Дайча не имеет городского статуса, но вдвое превосходит размерами областную столицу Цзюй. Такие парадоксы (разумеется, не областных, а префектурных масштабов) бывают и в других частях горной страны, но чаще прочего — в Девяти областях: Сюй, Тань и Чао тоже меньше своих пригородов. Чтобы добраться до места, мы попросили хозяина гостиницы вызвать для нас паланкин. Носильщики уже предвкушали щедрые чаевые по случаю праздника, но быстро сникли, едва я попросил доставить нас на северо-восточную окраину селения.

— Зачем же вам туда, сударь? — тревожно откликнулся один из них. И на мой удивлённый вопрос, что в этом такого, ответил: — Если вам в обитель Облачного Дворца, так волей батюшки-губернатора Лян Чжунли её разогнали года полтора назад.

— Есть же там дома и помимо этой обители, — нетерпеливо произнёс я. — Ваше дело нести. Если хотите, так за двойную плату!

Этого довода оказалось достаточно. Но носильщик был прав — в какой-то момент на смену торжественному убранству центральных улиц пришли грязь и неухоженность окраины. Ближе к месту назначения казалось, что мы погрузились на самое дно. Уличный воздух заполняло зловоние, под ногами текли реки неубранных нечистот. Приличных домов не было — сплошь покосившиеся хибары, игорные дома, притоны и самые низкосортные заведения иного толка, — впрочем, даже здесь на дверных притолоках горели красные фонарики. На наш паланкин здесь глядели со смесью недоумения и какого-то хищного азарта. Иные представители сомнительных профессий, не стесняясь, заступали носильщикам путь, предлагая нам свои услуги, и я не раз пожалел, что отправился туда, тем более с Юань Мином. Но вот господин Юань, как и прежде, был благожелателен и спокоен и на местных маргиналов смотрел с тем же интересом, с которым некоторое время назад следил за театральным представлением.

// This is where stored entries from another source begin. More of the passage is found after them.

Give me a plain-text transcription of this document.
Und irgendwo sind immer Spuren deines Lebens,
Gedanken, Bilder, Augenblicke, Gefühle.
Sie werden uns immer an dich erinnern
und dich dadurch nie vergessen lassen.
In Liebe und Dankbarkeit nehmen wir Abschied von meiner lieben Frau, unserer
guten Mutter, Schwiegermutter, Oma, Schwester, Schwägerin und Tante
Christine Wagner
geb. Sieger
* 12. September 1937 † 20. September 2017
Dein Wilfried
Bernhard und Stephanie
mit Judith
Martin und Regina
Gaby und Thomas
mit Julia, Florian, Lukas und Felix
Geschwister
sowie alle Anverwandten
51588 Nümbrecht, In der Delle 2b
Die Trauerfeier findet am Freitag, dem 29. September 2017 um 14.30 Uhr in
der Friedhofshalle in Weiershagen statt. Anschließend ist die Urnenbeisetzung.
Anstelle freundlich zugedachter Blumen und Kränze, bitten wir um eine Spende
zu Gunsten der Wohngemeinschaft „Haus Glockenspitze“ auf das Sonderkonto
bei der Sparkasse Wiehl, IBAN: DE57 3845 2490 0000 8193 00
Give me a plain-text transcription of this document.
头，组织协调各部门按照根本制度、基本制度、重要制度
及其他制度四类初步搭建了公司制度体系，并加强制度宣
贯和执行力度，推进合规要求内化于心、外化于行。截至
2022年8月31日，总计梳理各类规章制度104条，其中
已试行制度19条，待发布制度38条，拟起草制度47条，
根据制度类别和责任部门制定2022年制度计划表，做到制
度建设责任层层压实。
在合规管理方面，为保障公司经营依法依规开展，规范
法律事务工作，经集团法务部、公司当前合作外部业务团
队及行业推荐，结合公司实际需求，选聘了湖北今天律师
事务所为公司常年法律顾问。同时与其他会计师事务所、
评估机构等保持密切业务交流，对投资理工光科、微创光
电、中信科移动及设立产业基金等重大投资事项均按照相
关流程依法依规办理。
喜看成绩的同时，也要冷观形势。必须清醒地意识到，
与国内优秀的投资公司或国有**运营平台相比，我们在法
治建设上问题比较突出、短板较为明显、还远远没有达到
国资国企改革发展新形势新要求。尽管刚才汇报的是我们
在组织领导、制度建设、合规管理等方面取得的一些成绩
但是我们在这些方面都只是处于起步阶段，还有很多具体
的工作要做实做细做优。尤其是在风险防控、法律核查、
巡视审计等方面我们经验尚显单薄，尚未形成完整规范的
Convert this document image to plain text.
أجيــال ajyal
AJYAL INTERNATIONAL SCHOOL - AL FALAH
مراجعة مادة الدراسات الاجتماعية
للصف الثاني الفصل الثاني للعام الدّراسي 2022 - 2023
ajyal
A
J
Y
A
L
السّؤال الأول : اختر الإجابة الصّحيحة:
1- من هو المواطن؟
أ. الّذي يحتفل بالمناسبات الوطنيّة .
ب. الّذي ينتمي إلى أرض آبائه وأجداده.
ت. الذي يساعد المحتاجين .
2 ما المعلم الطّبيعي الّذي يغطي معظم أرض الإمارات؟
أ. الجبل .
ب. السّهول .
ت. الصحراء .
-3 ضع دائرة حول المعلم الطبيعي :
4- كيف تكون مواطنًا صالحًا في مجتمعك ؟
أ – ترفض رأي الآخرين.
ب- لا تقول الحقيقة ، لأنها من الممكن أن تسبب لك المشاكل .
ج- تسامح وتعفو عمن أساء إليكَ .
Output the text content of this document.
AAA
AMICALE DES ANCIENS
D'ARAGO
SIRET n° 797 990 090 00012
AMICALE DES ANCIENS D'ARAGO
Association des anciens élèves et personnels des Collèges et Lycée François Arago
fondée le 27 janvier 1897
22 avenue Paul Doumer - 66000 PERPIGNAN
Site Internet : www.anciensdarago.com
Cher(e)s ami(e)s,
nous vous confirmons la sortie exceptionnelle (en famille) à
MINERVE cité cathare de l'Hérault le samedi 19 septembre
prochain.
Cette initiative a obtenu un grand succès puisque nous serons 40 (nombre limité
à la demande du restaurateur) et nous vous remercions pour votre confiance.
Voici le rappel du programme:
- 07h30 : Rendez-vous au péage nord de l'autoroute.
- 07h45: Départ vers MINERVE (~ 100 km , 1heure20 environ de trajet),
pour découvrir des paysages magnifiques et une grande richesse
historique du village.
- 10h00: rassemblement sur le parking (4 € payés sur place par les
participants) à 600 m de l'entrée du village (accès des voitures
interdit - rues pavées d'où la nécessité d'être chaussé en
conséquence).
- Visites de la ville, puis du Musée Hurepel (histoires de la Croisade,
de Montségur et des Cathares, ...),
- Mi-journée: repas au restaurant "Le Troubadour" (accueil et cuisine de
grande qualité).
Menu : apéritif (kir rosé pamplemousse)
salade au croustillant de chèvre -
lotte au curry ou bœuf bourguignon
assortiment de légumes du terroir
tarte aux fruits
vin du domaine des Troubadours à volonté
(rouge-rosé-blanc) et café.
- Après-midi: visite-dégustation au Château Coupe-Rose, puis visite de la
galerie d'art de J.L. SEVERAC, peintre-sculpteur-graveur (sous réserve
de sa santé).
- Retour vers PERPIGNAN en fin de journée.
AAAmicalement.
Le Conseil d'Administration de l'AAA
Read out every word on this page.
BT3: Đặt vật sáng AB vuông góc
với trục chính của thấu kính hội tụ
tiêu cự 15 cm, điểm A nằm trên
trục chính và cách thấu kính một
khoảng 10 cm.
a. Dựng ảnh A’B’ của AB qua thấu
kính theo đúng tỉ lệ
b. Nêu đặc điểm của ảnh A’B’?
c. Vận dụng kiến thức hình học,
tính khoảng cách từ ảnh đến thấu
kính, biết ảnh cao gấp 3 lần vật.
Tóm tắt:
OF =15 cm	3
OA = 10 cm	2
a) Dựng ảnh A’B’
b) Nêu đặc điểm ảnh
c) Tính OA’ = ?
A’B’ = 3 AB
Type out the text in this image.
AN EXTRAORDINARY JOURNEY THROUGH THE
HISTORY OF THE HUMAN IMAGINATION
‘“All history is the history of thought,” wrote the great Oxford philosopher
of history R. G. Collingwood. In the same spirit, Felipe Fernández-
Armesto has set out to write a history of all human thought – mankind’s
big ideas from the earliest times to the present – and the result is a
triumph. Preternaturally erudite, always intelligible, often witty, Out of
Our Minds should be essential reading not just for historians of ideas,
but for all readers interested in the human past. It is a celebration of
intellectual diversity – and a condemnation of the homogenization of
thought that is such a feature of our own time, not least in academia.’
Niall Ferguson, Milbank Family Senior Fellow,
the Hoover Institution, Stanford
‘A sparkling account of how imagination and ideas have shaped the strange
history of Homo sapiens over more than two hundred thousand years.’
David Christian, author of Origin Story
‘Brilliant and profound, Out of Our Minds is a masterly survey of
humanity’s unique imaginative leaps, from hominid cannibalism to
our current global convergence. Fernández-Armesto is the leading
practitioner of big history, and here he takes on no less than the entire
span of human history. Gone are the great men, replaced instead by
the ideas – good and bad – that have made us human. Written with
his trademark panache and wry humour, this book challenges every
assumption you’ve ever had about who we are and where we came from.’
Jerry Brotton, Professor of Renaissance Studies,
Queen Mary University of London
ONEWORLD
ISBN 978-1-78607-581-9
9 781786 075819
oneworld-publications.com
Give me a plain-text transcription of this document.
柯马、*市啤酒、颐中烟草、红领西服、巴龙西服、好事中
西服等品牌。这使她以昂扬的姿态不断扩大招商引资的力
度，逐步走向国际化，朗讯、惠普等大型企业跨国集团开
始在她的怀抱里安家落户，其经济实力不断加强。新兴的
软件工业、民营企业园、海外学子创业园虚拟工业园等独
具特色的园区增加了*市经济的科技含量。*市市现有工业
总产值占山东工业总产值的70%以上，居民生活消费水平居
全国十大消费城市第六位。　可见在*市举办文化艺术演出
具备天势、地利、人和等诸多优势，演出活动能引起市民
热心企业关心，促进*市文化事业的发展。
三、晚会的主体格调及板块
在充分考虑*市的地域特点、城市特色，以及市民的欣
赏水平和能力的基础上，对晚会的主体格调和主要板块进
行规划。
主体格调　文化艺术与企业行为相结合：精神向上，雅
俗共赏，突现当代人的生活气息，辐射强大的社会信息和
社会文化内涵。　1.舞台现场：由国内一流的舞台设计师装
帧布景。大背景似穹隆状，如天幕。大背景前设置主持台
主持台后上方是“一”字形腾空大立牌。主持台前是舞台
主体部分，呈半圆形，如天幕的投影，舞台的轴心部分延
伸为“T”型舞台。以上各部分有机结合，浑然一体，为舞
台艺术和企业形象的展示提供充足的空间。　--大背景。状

На вопрос носильщиков, к какому именно дому следует нас доставить, я, не зная, как лучше объяснить, сказал о первом в первом ряду от восточной стены.

— Зачем же, сударь, говорили, что не в обитель? — сказал тот, что спорил со мною в самом начале.

— Запутал ты меня совсем! — рявкнул я. — Я, конечно, не первый дом имел в виду, а третий! Донесёте молча — получите прибавку.

Вопросов больше и впрямь не было. Доставив нас на место и дождавшись обещанных денег, носильщики тут же исчезли, оставив нас стоять посреди улицы, носящей явно незаслуженное название — Весеннего Благоухания. В отличие от других виденных мною улиц, здания здесь были непривычно ориентированы не с севера на юг, а по линии восток — запад, и это несколько выбивало из колеи.

Дом номер три смотрелся чуть лучше соседних, хоть и его фасад был побит и обшарпан. Судя по вывеске, это была аптека, хозяином значился некий «лиценциат Ван Оуба». Обладатель учёной степени, прозябающий в глуши, — как это похоже на «тайного учёного»! Фонарика перед входом не было, но я трижды постучал. Прошло некоторое время, ответа я не получил и на всякий случай дёрнул двери на себя. Они были заперты изнутри — похоже, на засов. Я постучал ещё раз, настойчивее.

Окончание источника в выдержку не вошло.